Some explanation: the event, entitled “India, America, Israel: Emerging Relations” explored the strong and somewhat counterintuitive bilateral relationship between India and Israel. According to the evening’s panelists, Israel and India conduct almost $3 billion worth of trade with one another, and cooperate in virtually all areas of security and defense. Ambassador Raminder Singh Jassal provided interesting reason for this: both countries are democracies that face unique social and economic challenges, they share similar strategic interests, particularly regarding security, and they have followed similar historical trajectories.

But the more intriguing, and likely more accurate, explanation for the countries’ close economic, cultural (Jassal says his office issued an average of 36,000 Indian visas a year to Israeli citizens) and strategic ties came from Probal DasGupta, a former major in the Indian Army and a student in the School of International and Public Affairs. DasGupta’s arrestingly simple and almost unimpeachable explanation is that the alliance finds its origins in the universal human desire not to get blown up by terrorists. Israel and India are both in the proverbial “tough neighborhood,” surrounded by countries that want to destroy them and peopled by a significant number of militant insurgent elements. Cooperation on defense, which includes intelligence-sharing, and might go as far as the creation of Israeli-Indian naval bases in the Indian Ocean, has benefited both countries, he notes.

It was gratifying for me to learn that Israel has an apparently strong alliance with a country that will soon pass Japan as the world’s third largest economy, and even more gratifying to know that a country with about half the world’s Jewish population is dealing constructively with a government representing roughly a fifth of the human race. At the same time, the extent to which that constructive relationship relies on military cooperation and strategic calculation made it difficult to tell exactly how deep Indian-Israeli ties run. The evening’s first speaker, Mandakini Sud of the United Nations Development Program, contended that alliances have more to do with prevailing feelings of interpersonal kinship—the “common man” factor—than they do with blowing shit up. I couldn’t agree with her more.

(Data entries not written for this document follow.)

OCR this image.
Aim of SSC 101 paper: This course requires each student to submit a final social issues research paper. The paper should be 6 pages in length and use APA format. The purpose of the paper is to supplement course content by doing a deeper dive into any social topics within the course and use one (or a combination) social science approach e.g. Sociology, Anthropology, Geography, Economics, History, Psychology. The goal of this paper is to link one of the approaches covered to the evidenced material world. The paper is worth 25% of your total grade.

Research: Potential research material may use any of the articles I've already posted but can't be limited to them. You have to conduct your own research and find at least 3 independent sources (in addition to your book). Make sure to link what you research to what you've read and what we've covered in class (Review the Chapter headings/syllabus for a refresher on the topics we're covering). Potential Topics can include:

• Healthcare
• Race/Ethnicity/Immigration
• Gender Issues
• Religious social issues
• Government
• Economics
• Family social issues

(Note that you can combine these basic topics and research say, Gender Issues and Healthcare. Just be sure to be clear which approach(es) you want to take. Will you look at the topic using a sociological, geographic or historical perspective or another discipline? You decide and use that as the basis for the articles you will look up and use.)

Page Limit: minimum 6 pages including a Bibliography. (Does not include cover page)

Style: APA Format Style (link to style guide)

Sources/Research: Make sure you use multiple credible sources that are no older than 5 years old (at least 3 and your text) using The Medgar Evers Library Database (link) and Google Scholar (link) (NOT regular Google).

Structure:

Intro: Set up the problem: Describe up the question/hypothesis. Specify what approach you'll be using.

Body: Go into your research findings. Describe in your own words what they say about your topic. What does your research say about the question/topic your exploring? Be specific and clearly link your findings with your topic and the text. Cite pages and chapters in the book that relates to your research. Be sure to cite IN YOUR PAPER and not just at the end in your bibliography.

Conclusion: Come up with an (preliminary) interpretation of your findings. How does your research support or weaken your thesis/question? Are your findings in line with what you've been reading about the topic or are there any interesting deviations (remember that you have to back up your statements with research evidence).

One more hop-worthy note: During the post-forum question-and-answer—at which point I was too busy drooling over the prospect of free Indian food to really be paying much attention to what was going on—a grad student asked a representative from the American Jewish Committee (AJC director David Harris was supposed to sit on the forum but did not attend) why she had dwelt so heavily on the pluralistic nature of Indian and Israeli society when her own organization had published what the questioner characterized as a “blacklist” of anti-Israel American college professors. Intrigued by the possibility that a night dedicated to cooperation between two very different communities had inadvertently exposed a rift within Judaism, I caught up with this person after the event and, in what must be the single least politically correct moment of my journalistic career, asked her, on the record, if she was Jewish.

 

“I don’t see how that’s pertinent to anything,” she replied. I am not sure whether or not she meant it ironically.